Your client says the pain is unbearable. The adjuster says prove it. You need objective findings buried in the medical records to turn subjective complaints into compensable damages.
Medication Escalation Tells the Real Story
Watch the medication progression in the chart. I've seen cases where the plaintiff started on ibuprofen 600mg and ended up on oxycodone 30mg every four hours plus gabapentin 1800mg daily. That escalation is documented evidence of uncontrolled pain. The prescribing physician made clinical decisions based on objective treatment failure. Look for dose increases, medication switches, and additions of adjunct therapy. Every change represents a documented acknowledgment from a medical provider that your client's pain exceeded what the prior regimen controlled. Pull the pharmacy records to show fill dates and refill patterns. Consistent refills at prescribed intervals prove sustained need, not drug-seeking behavior.
Diagnostic Studies Show Anatomical Damage
MRI reports describe disc herniations, nerve root impingement, and spinal stenosis in millimeters and degrees. CT scans reveal fractures, displacement, and soft tissue swelling. EMG studies document radiculopathy with specific nerve conduction velocities and latencies. I've used EMG findings showing denervation potentials and fibrillation to prove a client's shooting leg pain had a physiological basis. These objective measurements eliminate the defense argument that pain is imaginary or exaggerated. Look for radiologist descriptions using terms like moderate, severe, or marked. Extract measurements: a 6mm disc protrusion compressing the thecal sac is objective. Degenerative changes are not always pre-existing. Compare pre-incident imaging when available to show acute changes.
Physical Examination Findings Document Functional Loss
Physicians document what they observe during exams. Positive straight leg raise at 30 degrees. Antalgic gait. Decreased range of motion measured in degrees. Muscle atrophy measured in centimeters comparing affected versus unaffected limbs. Tenderness to palpation at specific anatomical landmarks. I've won cases on nursing notes describing a patient's inability to ambulate without assistance or grimacing during position changes. Look for objective scoring: a 3/5 motor strength rating in the lower extremity is measurable weakness. Reflex changes documented as diminished or absent are neurological findings.
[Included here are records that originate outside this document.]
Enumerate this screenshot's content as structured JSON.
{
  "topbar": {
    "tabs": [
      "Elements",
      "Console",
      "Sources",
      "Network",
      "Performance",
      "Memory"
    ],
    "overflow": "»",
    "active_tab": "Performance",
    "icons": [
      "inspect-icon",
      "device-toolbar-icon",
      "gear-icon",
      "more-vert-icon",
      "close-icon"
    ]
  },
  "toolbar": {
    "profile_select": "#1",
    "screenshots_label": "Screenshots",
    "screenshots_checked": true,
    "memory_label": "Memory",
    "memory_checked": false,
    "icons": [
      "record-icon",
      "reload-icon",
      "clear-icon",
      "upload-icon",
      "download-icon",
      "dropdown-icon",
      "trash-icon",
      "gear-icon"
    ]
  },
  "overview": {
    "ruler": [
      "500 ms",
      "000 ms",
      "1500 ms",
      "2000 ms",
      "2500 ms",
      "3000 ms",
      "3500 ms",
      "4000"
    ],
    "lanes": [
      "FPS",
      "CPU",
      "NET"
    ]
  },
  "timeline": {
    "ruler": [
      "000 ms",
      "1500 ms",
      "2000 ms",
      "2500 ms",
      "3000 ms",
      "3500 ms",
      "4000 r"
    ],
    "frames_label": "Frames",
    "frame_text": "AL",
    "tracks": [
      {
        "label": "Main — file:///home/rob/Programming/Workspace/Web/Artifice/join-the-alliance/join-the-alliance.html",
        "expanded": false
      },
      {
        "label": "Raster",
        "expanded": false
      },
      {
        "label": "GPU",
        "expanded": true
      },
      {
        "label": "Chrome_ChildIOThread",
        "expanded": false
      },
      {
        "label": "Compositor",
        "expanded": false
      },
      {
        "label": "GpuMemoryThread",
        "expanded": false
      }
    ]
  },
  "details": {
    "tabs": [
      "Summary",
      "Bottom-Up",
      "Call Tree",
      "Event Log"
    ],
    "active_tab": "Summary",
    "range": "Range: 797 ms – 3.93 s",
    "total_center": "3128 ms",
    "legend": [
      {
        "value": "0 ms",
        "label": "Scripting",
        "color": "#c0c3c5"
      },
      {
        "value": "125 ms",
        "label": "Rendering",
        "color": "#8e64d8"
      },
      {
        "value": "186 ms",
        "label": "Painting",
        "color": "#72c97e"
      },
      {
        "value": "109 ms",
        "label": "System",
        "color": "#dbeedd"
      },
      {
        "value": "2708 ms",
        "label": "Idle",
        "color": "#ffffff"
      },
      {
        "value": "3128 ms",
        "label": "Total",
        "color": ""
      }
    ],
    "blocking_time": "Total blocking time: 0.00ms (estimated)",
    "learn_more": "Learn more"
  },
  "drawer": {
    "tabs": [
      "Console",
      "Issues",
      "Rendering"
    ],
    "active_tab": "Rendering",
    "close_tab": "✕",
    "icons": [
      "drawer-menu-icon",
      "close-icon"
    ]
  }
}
Pain drawings in the chart show distribution patterns consistent with dermatomal mapping. Physical therapy notes contain range of motion measurements, pain scales documented before and after treatment, and functional capacity evaluations with lift/carry restrictions.
Treatment Frequency and Duration Prove Severity
The medical record timeline shows how long your client needed treatment. Three months of physical therapy three times weekly is 36 documented visits. Two epidural steroid injections followed by radiofrequency ablation shows progressive interventional pain management. I've reviewed charts where clients underwent tens of thousands of dollars in injections, nerve blocks, and ultimately spinal fusion surgery. Each treatment represents a physician's objective determination that the prior intervention failed to resolve pain. Count the visits. Calculate the hours spent in treatment. Document the procedures attempted. Multiple providers seeing the same patient for the same complaint across different specialties creates a pattern of legitimate, treatment-resistant pain. Emergency department visits for pain exacerbations provide timestamped evidence of breakthrough suffering despite ongoing treatment.
Functional Impact Appears Throughout the Chart
Social history sections document job loss, inability to perform activities of daily living, and loss of independence. Occupational therapy notes describe adaptive equipment needs: shower chairs, grab bars, reachers. I've extracted case value from psychiatric records documenting depression and anxiety secondary to chronic pain and loss of function. Physical therapy notes state the patient reports difficulty dressing, bathing, or climbing stairs. These functional assessments come from licensed professionals, not your client. Missed appointments with documented reasons like unable to sit for car ride or pain too severe to leave home support disability claims. Home health nursing notes describing wound care, medication management, or assistance with basic hygiene prove loss of independence. Disability paperwork completed by physicians for Social Security or private insurers contains detailed functional limitations the doctor put in writing under penalty of perjury.
Imaging-Guided Procedures Provide Anatomical Proof
Fluoroscopy reports from epidural injections identify the exact spinal level treated and confirm needle placement at the pain generator. Ultrasound-guided joint injections document effusions and synovitis. I've used operative reports describing adhesions, scar tissue, and anatomical disruption found during surgery to validate chronic pain complaints. The surgeon's intraoperative findings are objective observations made under direct visualization. Pathology reports from tissue removed during surgery confirm diagnoses like torn meniscus, labral tears, or inflammatory changes. Anesthesia records noting difficulty with positioning due to pain or limited mobility support functional restrictions. Post-procedure notes documenting temporary pain relief followed by recurrence prove the anatomical source of pain and show temporary solutions failed.